Celebrate the people in your life who are there, because they love you for no other reason than because you are you.
Fuck Im angry This Word is such a Fuck! I usually see faults in Open Office after a year, but now you cannot upload a newer Open Office.
Before I had to smash down and delete the whole thing down to siro and install everything from new. So I must collect all 30-50 installeres and tribers on a stick. Then start a new. Sothat that computer allows me to install the new version of Open Office. That is such a lot of work and such a Fuck I say!! But that notebook was accepting all of it, so I have one computer that works... when there is need.
My flower relax i know tech is irratating hugs and kiss to you.
It is easy said not to get mad with tech.

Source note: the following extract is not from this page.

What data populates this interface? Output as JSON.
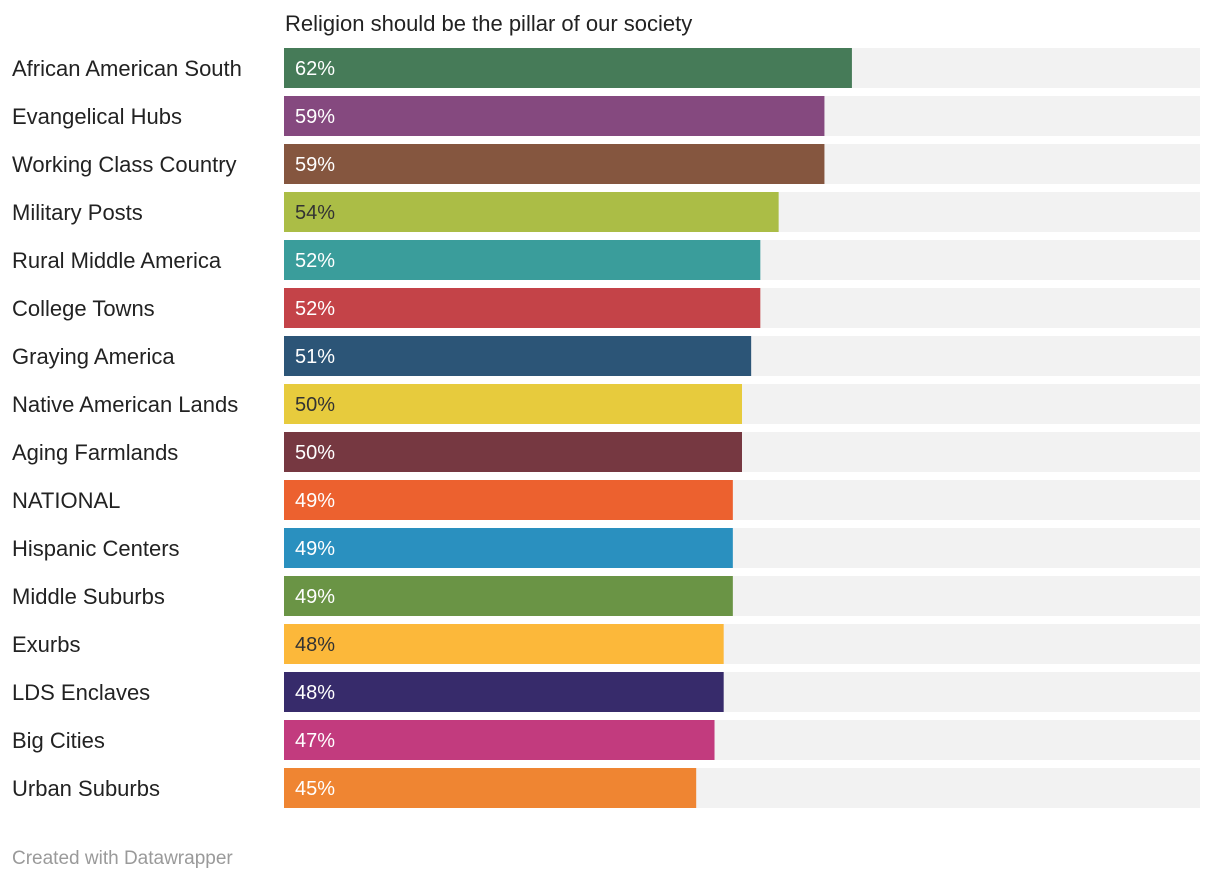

My wheels are Turning Fast My Flower. I Need To Speak to You. I Cant Stop Thinking. Something Made Me Really Angry Today. I was angry and couldnt sleep.
Imagine it You are upset. It will need a while, then You will fall asleep and heal. Today Is Remembrance Day Here when The Two Towers Fell. Its a Very sad Day. I Still Remember The Time I woke up and saw Them Smoking and I wonder what was Going On.

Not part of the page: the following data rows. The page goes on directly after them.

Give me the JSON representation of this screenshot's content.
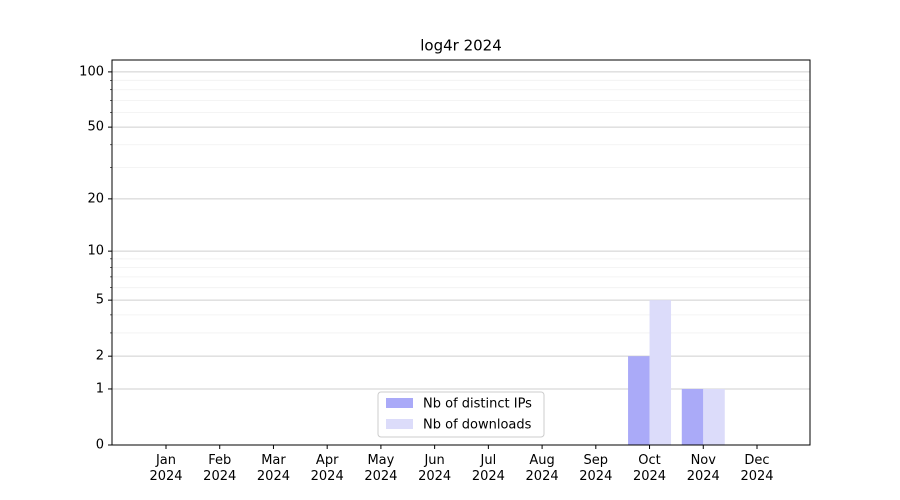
{
  "chart_data": {
    "type": "bar",
    "title": "log4r 2024",
    "categories": [
      "Jan\n2024",
      "Feb\n2024",
      "Mar\n2024",
      "Apr\n2024",
      "May\n2024",
      "Jun\n2024",
      "Jul\n2024",
      "Aug\n2024",
      "Sep\n2024",
      "Oct\n2024",
      "Nov\n2024",
      "Dec\n2024"
    ],
    "series": [
      {
        "name": "Nb of distinct IPs",
        "color": "#aaaaf8",
        "values": [
          0,
          0,
          0,
          0,
          0,
          0,
          0,
          0,
          0,
          2,
          1,
          0
        ]
      },
      {
        "name": "Nb of downloads",
        "color": "#dcdcfa",
        "values": [
          0,
          0,
          0,
          0,
          0,
          0,
          0,
          0,
          0,
          5,
          1,
          0
        ]
      }
    ],
    "yscale": "log1p",
    "ylim": [
      0,
      116
    ],
    "yticks": [
      0,
      1,
      2,
      5,
      10,
      20,
      50,
      100
    ],
    "yminorticks": [
      3,
      4,
      6,
      7,
      8,
      9,
      30,
      40,
      60,
      70,
      80,
      90
    ],
    "grid": true,
    "legend": "lower center"
  }
}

Yes I remember many things too. But how can we exist, if we didn't accept, that Life is marching steadily into a kind of change, many old pictures seem to us, they would have been better times, but it is just an illusion.
I am just happy to be alive now. I don't mind any more what was. I must safe my instincts to live happy, sothat I will be able to contact other people that have other hard lifes too, but I have to care for my inner clearness and never forget to be honest to people. Then I can prove to be healthy and stay in my innerst wise.

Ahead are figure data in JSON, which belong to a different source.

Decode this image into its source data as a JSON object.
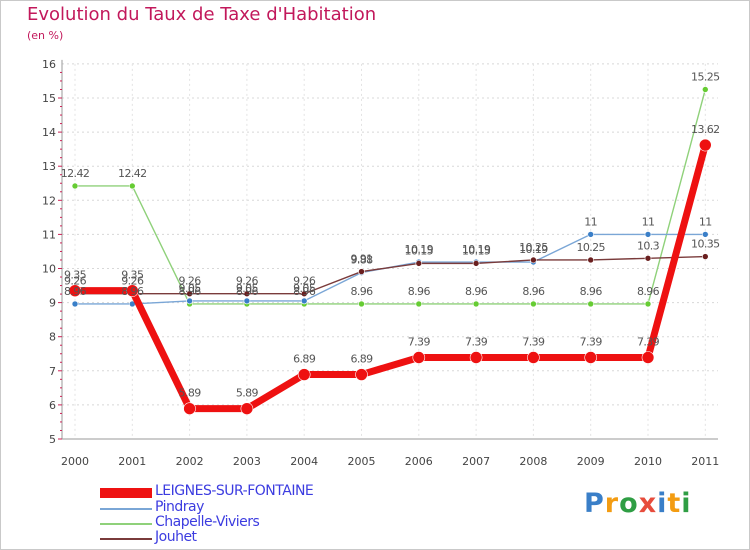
{
  "chart_data": {
    "type": "line",
    "title": "Evolution du Taux de Taxe d'Habitation",
    "subtitle": "(en %)",
    "xlabel": "",
    "ylabel": "",
    "ylim": [
      5,
      16
    ],
    "y_ticks": [
      "5",
      "6",
      "7",
      "8",
      "9",
      "10",
      "11",
      "12",
      "13",
      "14",
      "15",
      "16"
    ],
    "categories": [
      "2000",
      "2001",
      "2002",
      "2003",
      "2004",
      "2005",
      "2006",
      "2007",
      "2008",
      "2009",
      "2010",
      "2011"
    ],
    "series": [
      {
        "name": "Chapelle-Viviers",
        "color": "#8fd17a",
        "marker_color": "#66cc33",
        "values": [
          12.42,
          12.42,
          8.96,
          8.96,
          8.96,
          8.96,
          8.96,
          8.96,
          8.96,
          8.96,
          8.96,
          15.25
        ],
        "labels": [
          "12.42",
          "12.42",
          "8.96",
          "8.96",
          "8.96",
          "8.96",
          "8.96",
          "8.96",
          "8.96",
          "8.96",
          "8.96",
          "15.25"
        ],
        "label_pos": [
          "above",
          "above",
          "above",
          "above",
          "above",
          "above",
          "above",
          "above",
          "above",
          "above",
          "above",
          "above"
        ]
      },
      {
        "name": "Pindray",
        "color": "#7aa6d6",
        "marker_color": "#3a7fc8",
        "values": [
          8.96,
          8.96,
          9.05,
          9.05,
          9.05,
          9.88,
          10.19,
          10.19,
          10.19,
          11,
          11,
          11
        ],
        "labels": [
          "8.96",
          "8.96",
          "9.05",
          "9.05",
          "9.05",
          "9.88",
          "10.19",
          "10.19",
          "10.19",
          "11",
          "11",
          "11"
        ],
        "label_pos": [
          "above",
          "above",
          "above",
          "above",
          "above",
          "above",
          "above",
          "above",
          "above",
          "above",
          "above",
          "above"
        ]
      },
      {
        "name": "Jouhet",
        "color": "#7a3b3b",
        "marker_color": "#6a1f1f",
        "values": [
          9.26,
          9.26,
          9.26,
          9.26,
          9.26,
          9.91,
          10.15,
          10.15,
          10.25,
          10.25,
          10.3,
          10.35
        ],
        "labels": [
          "9.26",
          "9.26",
          "9.26",
          "9.26",
          "9.26",
          "9.91",
          "10.15",
          "10.15",
          "10.25",
          "10.25",
          "10.3",
          "10.35"
        ],
        "label_pos": [
          "above",
          "above",
          "above",
          "above",
          "above",
          "above",
          "above",
          "above",
          "above",
          "above",
          "above",
          "above"
        ]
      },
      {
        "name": "LEIGNES-SUR-FONTAINE",
        "color": "#ee1111",
        "marker_color": "#ee1111",
        "values": [
          9.35,
          9.35,
          5.89,
          5.89,
          6.89,
          6.89,
          7.39,
          7.39,
          7.39,
          7.39,
          7.39,
          13.62
        ],
        "labels": [
          "9.35",
          "9.35",
          "5.89",
          "5.89",
          "6.89",
          "6.89",
          "7.39",
          "7.39",
          "7.39",
          "7.39",
          "7.39",
          "13.62"
        ],
        "label_pos": [
          "above",
          "above",
          "above",
          "above",
          "above",
          "above",
          "above",
          "above",
          "above",
          "above",
          "above",
          "above"
        ]
      }
    ],
    "legend": [
      {
        "name": "LEIGNES-SUR-FONTAINE",
        "color": "#ee1111",
        "thick": true
      },
      {
        "name": "Pindray",
        "color": "#7aa6d6",
        "thick": false
      },
      {
        "name": "Chapelle-Viviers",
        "color": "#8fd17a",
        "thick": false
      },
      {
        "name": "Jouhet",
        "color": "#7a3b3b",
        "thick": false
      }
    ]
  },
  "logo": {
    "text": "Proxiti",
    "letters": [
      "P",
      "r",
      "o",
      "x",
      "i",
      "t",
      "i"
    ],
    "colors": [
      "#3a7fc8",
      "#f39c12",
      "#2f9e44",
      "#e74c3c",
      "#3a7fc8",
      "#f39c12",
      "#2f9e44"
    ]
  }
}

So I can only say that You are in my mind.
And I ll give You hope as good as I can.
Okay I ll take a rest. Later I am again on. I am really tired. And I was really happy if You would like to talk to me again. See You later Babe.
I Love You. Your always On My Mind. I Feel You Kissing Me.
I ll give all those thousand Kisses You are missing from me ....
I care for my Love.
If there is Raven Eyes tellin that creatures awake in the nights.
If there is most of it happening what people fear. If there isn't any help to go through. So better stay at home make your place safe and laugh about it, that people run through night streets searching for the love of their lifes, when they hide in daylight behind the curtains just in fear of themselves and their wolfish hearts.
I know about people who have their Spiritual Animals.
Some say that Raven is their Spirit Animal and Bear and Wolf.